Monday, May 31, 1999, Main Street, McGregor, Iowa - I've always wanted to be in a parade, and what better way to celebrate one year on the road for True America, than to cruise down Main Street in a beautiful, all-American town, and wave our flag proudly?
I rode into McGregor, Iowa on Sunday, and incidentally, I felt awed by the spirit of the Ringling brothers, who grew up here, and gave penny shows before they met up with Bailey and Barnum and all those clowns. There was an event going on in Triangle Park - a Memorial Day craft show - and I wandered over to the Beer and Brats Booth, hosted by the local American Legion Post (number 267). Cheri Leachman, the post's chaplain, greeted me. She, the other Legion members and I hit it off well, and I asked if I could be in their parade the next day, and they said "sure" and then I jumped right into the action and served brats for a while, and helped raise money for the Legion's and AmVet's local charities. It was one of the more enjoyable times of this trip - I really felt like I was among friends, and that is hard to achieve when you're in a different town every day, and you have one of those introverted personalities like mine.
That evening, I spent a few hours cleaning Bob (my motorcycle; "Bob Harley") and so I guess it was my fault that it rained the next morning before the parade. Boy, it rained like heck, and I'm sure it discouraged a lot of people from coming out and enjoying the show. It cleared up though, and I was in the middle school parking lot by 9:30, ready for my very first parade. Leachman put me behind the local scout troops and in front of the farm tractors. "You're in Iowa, Mark - tractors are big here," she said.

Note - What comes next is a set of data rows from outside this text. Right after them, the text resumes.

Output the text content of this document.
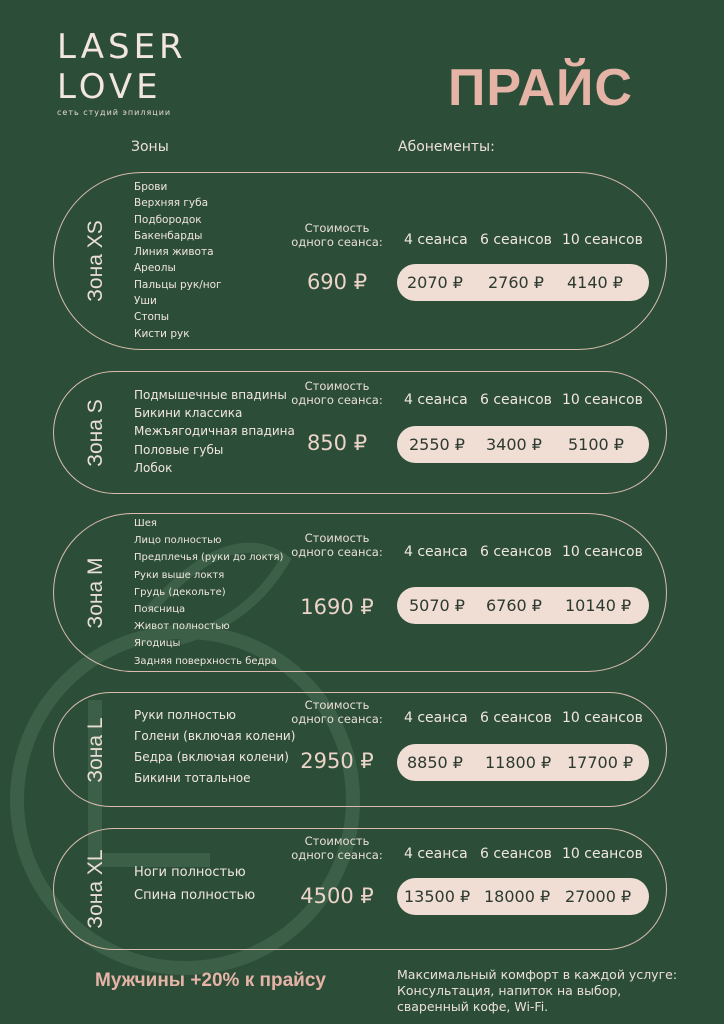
LASER
LOVE
сеть студий эпиляции	ПРАЙС
Зоны	Абонементы:
Зона XS
Брови
Верхняя губа
Подбородок
Бакенбарды
Линия живота
Ареолы
Пальцы рук/ног
Уши
Стопы
Кисти рук
Стоимость
одного сеанса:
690 ₽
4 сеанса 6 сеансов 10 сеансов
2070 ₽ 2760 ₽ 4140 ₽
Зона S
Подмышечные впадины
Бикини классика
Межъягодичная впадина
Половые губы
Лобок
Стоимость
одного сеанса:
850 ₽
4 сеанса 6 сеансов 10 сеансов
2550 ₽ 3400 ₽ 5100 ₽
Зона M
Шея
Лицо полностью
Предплечья (руки до локтя)
Руки выше локтя
Грудь (декольте)
Поясница
Живот полностью
Ягодицы
Задняя поверхность бедра
Стоимость
одного сеанса:
1690 ₽
4 сеанса 6 сеансов 10 сеансов
5070 ₽ 6760 ₽ 10140 ₽
Зона L
Руки полностью
Голени (включая колени)
Бедра (включая колени)
Бикини тотальное
Стоимость
одного сеанса:
2950 ₽
4 сеанса 6 сеансов 10 сеансов
8850 ₽ 11800 ₽ 17700 ₽
Зона XL Ноги полностью
Спина полностью
Стоимость
одного сеанса:
4500 ₽
4 сеанса 6 сеансов 10 сеансов
13500 ₽ 18000 ₽ 27000 ₽
Мужчины +20% к прайсу	Максимальный комфорт в каждой услуге:
Консультация, напиток на выбор,
сваренный кофе, Wi-Fi.
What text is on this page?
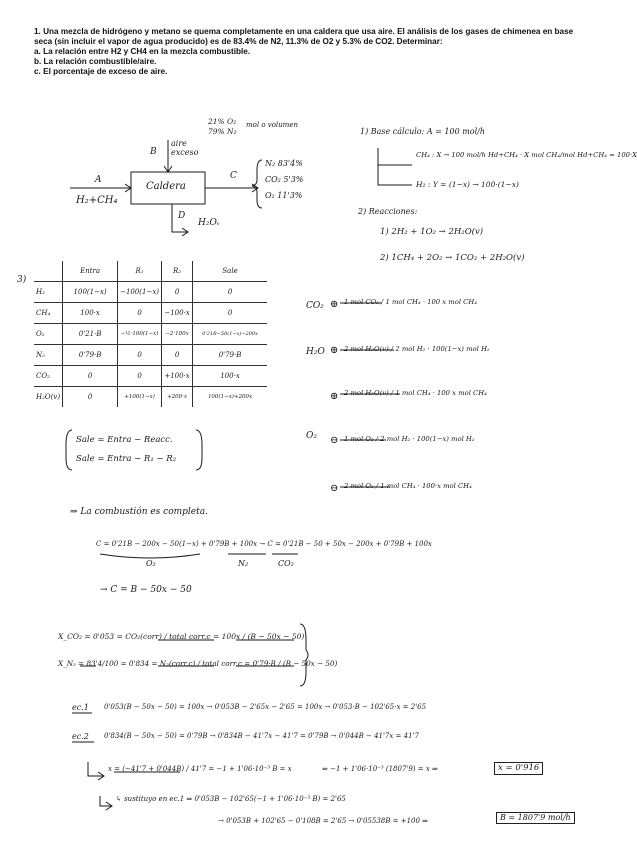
1. Una mezcla de hidrógeno y metano se quema completamente en una caldera que usa aire. El análisis de los gases de chimenea en base seca (sin incluir el vapor de agua producido) es de 83.4% de N2, 11.3% de O2 y 5.3% de CO2. Determinar:
a. La relación entre H2 y CH4 en la mezcla combustible.
b. La relación combustible/aire.
c. El porcentaje de exceso de aire.
A
H₂+CH₄
B
aire exceso
21% O₂
79% N₂
mol o volumen
Caldera
C
N₂ 83'4%
CO₂ 5'3%
O₂ 11'3%
D
H₂Oᵥ
1) Base cálculo: A = 100 mol/h
CH₄ : X → 100 mol/h Hd+CH₄ · X mol CH₄/mol Hd+CH₄ = 100·X
H₂ : Y = (1−x) → 100·(1−x)
2) Reacciones:
1) 2H₂ + 1O₂ → 2H₂O(v)
2) 1CH₄ + 2O₂ → 1CO₂ + 2H₂O(v)
3)
	Entra	R₁	R₂	Sale
H₂	100(1−x)	−100(1−x)	0	0
CH₄	100·x	0	−100·x	0
O₂	0'21·B	−½·100(1−x)	−2·100x	0'21B−50(1−x)−200x
N₂	0'79·B	0	0	0'79·B
CO₂	0	0	+100·x	100·x
H₂O(v)	0	+100(1−x)	+200·x	100(1−x)+200x
Sale = Entra − Reacc.
Sale = Entra − R₁ − R₂
CO₂ ⊕ 1 mol CO₂ / 1 mol CH₄ · 100 x mol CH₄
H₂O ⊕ 2 mol H₂O(v) / 2 mol H₂ · 100(1−x) mol H₂
⊕ 2 mol H₂O(v) / 1 mol CH₄ · 100 x mol CH₄
O₂ ⊖ 1 mol O₂ / 2 mol H₂ · 100(1−x) mol H₂
⊖ 2 mol O₂ / 1 mol CH₄ · 100·x mol CH₄
⇒ La combustión es completa.
C = 0'21B − 200x − 50(1−x) + 0'79B + 100x → C = 0'21B − 50 + 50x − 200x + 0'79B + 100x
O₂	N₂	CO₂
→ C = B − 50x − 50
X_CO₂ = 0'053 = CO₂(corr) / total corr.c = 100x / (B − 50x − 50)
X_N₂ = 83'4/100 = 0'834 = N₂(corr.c) / total corr.c = 0'79·B / (B − 50x − 50)
ec.1 0'053(B − 50x − 50) = 100x → 0'053B − 2'65x − 2'65 = 100x → 0'053·B − 102'65·x = 2'65
ec.2 0'834(B − 50x − 50) = 0'79B → 0'834B − 41'7x − 41'7 = 0'79B → 0'044B − 41'7x = 41'7
x = (−41'7 + 0'044B) / 41'7 = −1 + 1'06·10⁻³ B = x	⇒ −1 + 1'06·10⁻³ (1807'9) = x ⇒	x = 0'916
↳ sustituyo en ec.1 ⇒ 0'053B − 102'65(−1 + 1'06·10⁻³ B) = 2'65
→ 0'053B + 102'65 − 0'108B = 2'65 → 0'05538B = +100 ⇒	B = 1807'9 mol/h
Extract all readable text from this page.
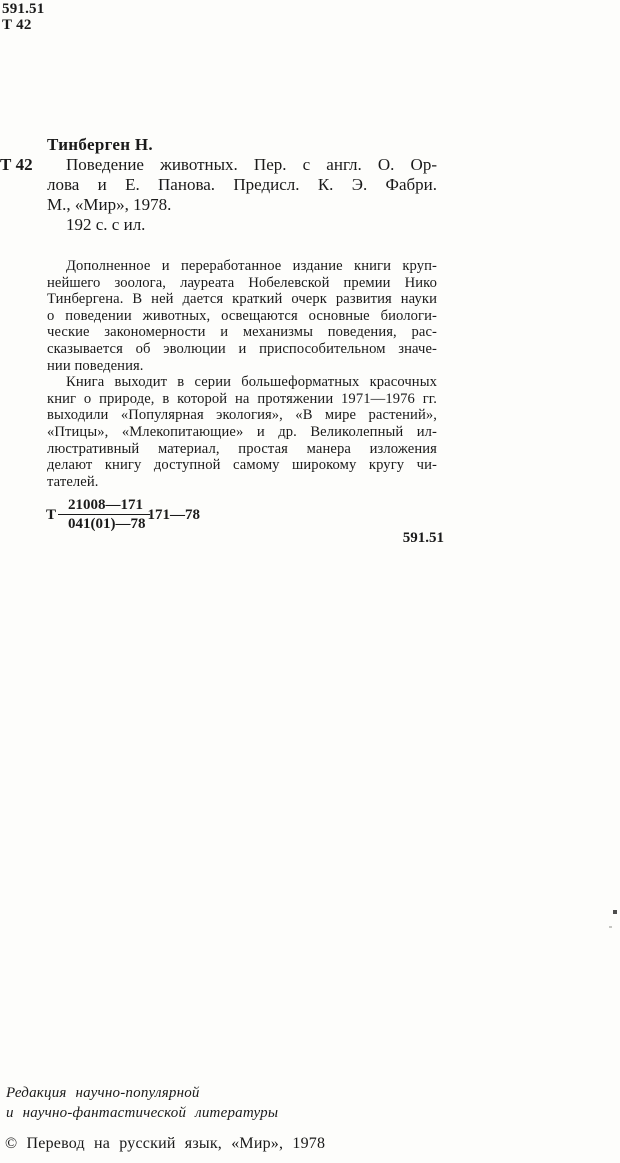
591.51
Т 42
Т 42
Тинберген Н.
Поведение животных. Пер. с англ. О. Ор-
лова и Е. Панова. Предисл. К. Э. Фабри.
М., «Мир», 1978.
192 с. с ил.
Дополненное и переработанное издание книги круп-
нейшего зоолога, лауреата Нобелевской премии Нико
Тинбергена. В ней дается краткий очерк развития науки
о поведении животных, освещаются основные биологи-
ческие закономерности и механизмы поведения, рас-
сказывается об эволюции и приспособительном значе-
нии поведения.
Книга выходит в серии большеформатных красочных
книг о природе, в которой на протяжении 1971—1976 гг.
выходили «Популярная экология», «В мире растений»,
«Птицы», «Млекопитающие» и др. Великолепный ил-
люстративный материал, простая манера изложения
делают книгу доступной самому широкому кругу чи-
тателей.
Т $\frac{21008—171}{041(01)—78}$
171—78
591.51
Редакция научно-популярной
и научно-фантастической литературы
© Перевод на русский язык, «Мир», 1978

I decorated my trailer with a few flags, and wore my True America T-Shirt, which has a photograph of an American flag that had actually been flown over the White House. My rig and I were pretty dressed up, and we were ready to go when the music started. The procession rolled out of the parking lot, and down Buell Avenue, then took a left turn down Main Street. People lined the streets - some came out in their front yards and waved to us as we passed. Some sat on their front porches, and some just peeked out their windows. Parents pointed to things for their children's benefits, and vice versa, and kids strayed out into the street in hopes of frightening Mom and Dad. It was truly an all-American, family day.
As we advanced down the parade route, with the scouts marching ahead of me, the crowd got thicker and more exciting. The junior high school band turned out some peppy Sousa numbers, the fire and police departments played with their sirens, and everyone got right into the spirit.
A highlight of the parade - for me, at least - was the set of miniature trucks. There were three of them, made like the large, cab-over tractor-trailier rigs we thought would take over the industry in the seventies. Made by Jim Cowell for parades, the largest was only six feet tall, and could hold a dozen people in its trailer. The second was about four feet tall and driven by a young boy, and the smallest was only a few feet long, towed behind the middle truck.
I had to struggle to ride very slowly, keeping my hands on both the clutch and the gas, and avoid wiping out an entire cub scout pack. I was tempted to do a few figure-eights, or loops around the tractors, but I was sure it would affect the story if I were to run over a kid, so I just weaved back and forth a little. I had to juggle my hands to keep waving to the crowd, which was getting pretty thick. Everybody was waving to their friends in the parade and in the audience, and nobody knew who I was or what the heck I was doing there, but many of them waved to me, and I waved or smiled back. I got to thinking I was pretty popular, until I realized that the target of all the attention was the 12 year-old kid riding the John Deere lawn tractor behind me. No one ran out to shake my hand and no one threw confetti. I suppose I'd have to return from the Moon, or the World Series for that.
The parade ended just north of Triangle Park and the gas station, and everyone walked to the boat ramp for a small service, wreath laying and 18-gun salute before driving up the dirt road to the Pleasant Grove Cemetery on the ridge for a more formal service.
The crack of the rifles' reports, and the final notes of Taps reminded me of the day I watched six Marines salute my father, slip an American flag off a casket, fold it neatly in a sharp triangle, and hand it to my mother, only its deep, blue field, spangled with lovely, white stars, showing. Today was all about memories - usually very powerful, if not very pleasant - and I watched as one of the older Legionnaires carried himself slowly up the boat ramp toward the street. A young lady greeted him, and asked him how he was doing, and he gave a sigh and lifted his gun, and he said; "I just don't know - it gets heavier every year." And I don't think he was talking about the rifle.